Day by painful day, Larsen made it through surgery and treatment until he was in the clear. At the same time, he lost most of his major sponsors, and that reflected another lesson he’d learned: The way an expedition taught you that there are certain things you want and there are certain things you need. Like his wife. Like his children. Larsen’s oldest child, his son, was born when he was 41, and Larsen thought about the “crazy life” he’d lived before then but also realized how much he loved being a dad now.

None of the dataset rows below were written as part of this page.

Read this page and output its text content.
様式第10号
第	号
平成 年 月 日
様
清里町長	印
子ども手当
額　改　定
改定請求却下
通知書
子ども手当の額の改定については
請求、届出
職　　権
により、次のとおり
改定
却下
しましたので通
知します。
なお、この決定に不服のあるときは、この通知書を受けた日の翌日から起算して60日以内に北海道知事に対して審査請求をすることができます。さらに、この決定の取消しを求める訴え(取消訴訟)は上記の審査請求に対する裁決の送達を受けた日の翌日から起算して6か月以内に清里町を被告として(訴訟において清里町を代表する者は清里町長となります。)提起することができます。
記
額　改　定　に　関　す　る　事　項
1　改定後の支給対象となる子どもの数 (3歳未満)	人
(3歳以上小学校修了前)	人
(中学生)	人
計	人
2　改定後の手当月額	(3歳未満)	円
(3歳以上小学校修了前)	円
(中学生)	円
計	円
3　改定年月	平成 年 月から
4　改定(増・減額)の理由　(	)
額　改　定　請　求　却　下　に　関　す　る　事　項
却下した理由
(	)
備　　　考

And as that realization washed over him, something else happened, too.
“My risk tolerance has gone down,” Larsen says. “I think I lived a very selfish life. And I'm not criticizing myself. I'm just saying the things that I focused on were focused on me.”
Larsen managed to stave off those feelings of guilt for years by convincing himself that he was calling attention to larger causes like climate change. But as he started thinking less about taking big exploratory swings on his own behalf, he started thinking more about how he could help other people do what he loves – to get outside of themselves, outside of the social media bubble, and reconnect with nature, especially for those who might never have gotten the chance in previous generations.
The first time we talked, Larsen had just returned from leading an expedition for prospective explorers in northern Minnesota, something he does regularly, both to make money and to spread the gospel. But this camp had a new twist: It was for a diverse group of BIPOC participants.
Larsen had long been fascinated by a largely forgotten figure from history: Matthew Henson, an African-American who accompanied the famed Arctic explorer Robert Peary on multiple expeditions in the early 1900s. “He ended up carrying Peary on his back,” Larsen says. “He was always a hero of mine. And I felt like it was a story that didn’t get covered at all. And then, like a lot of other people, I began to realize, ‘Man, there’s a lot of white people doing this outdoor stuff.’ And I’ve had a lot of advantages because of the color of my skin.”
In partnership with a sponsor, the apparel company Jack Wolfskin, Larsen was able to waive all the barriers to entry by providing expenses for travel and gear. Some of the participants had been involved in Larsen’s other trainings; others had only the bare minimum of experience but aspired to do big things, whether it was to scale mountains or journey to the Arctic themselves.
“I just think there's an opportunity to have some of these firsts for people of color that have traditionally not been in that space at all,” Larsen says. “I like being a facilitator of that. I like it when people come up with original ideas for adventure.”
Larsen is not done dreaming up big ideas for himself, either. There are still those quiet moments when he dreams of creating a new challenge for himself. There is the thought of maybe someday going on an expedition with his children. But then there are those moments when he’s walking the dog and that sensitivity to cold from the chemo still creeps back into his fingers for a moment, and he wonders if maybe the educating and the dreaming he does on behalf of others is the doing now.
Where does it lead in the future? Who knows? And not knowing, he’s come to realize, is an essential part of the journey.
“I've spent a lot of time on expeditions wishing I was at home, and I’ve spent a lot of time at home wishing I was on an expedition,” he says. “So I haven't figured out the balance of my life yet.”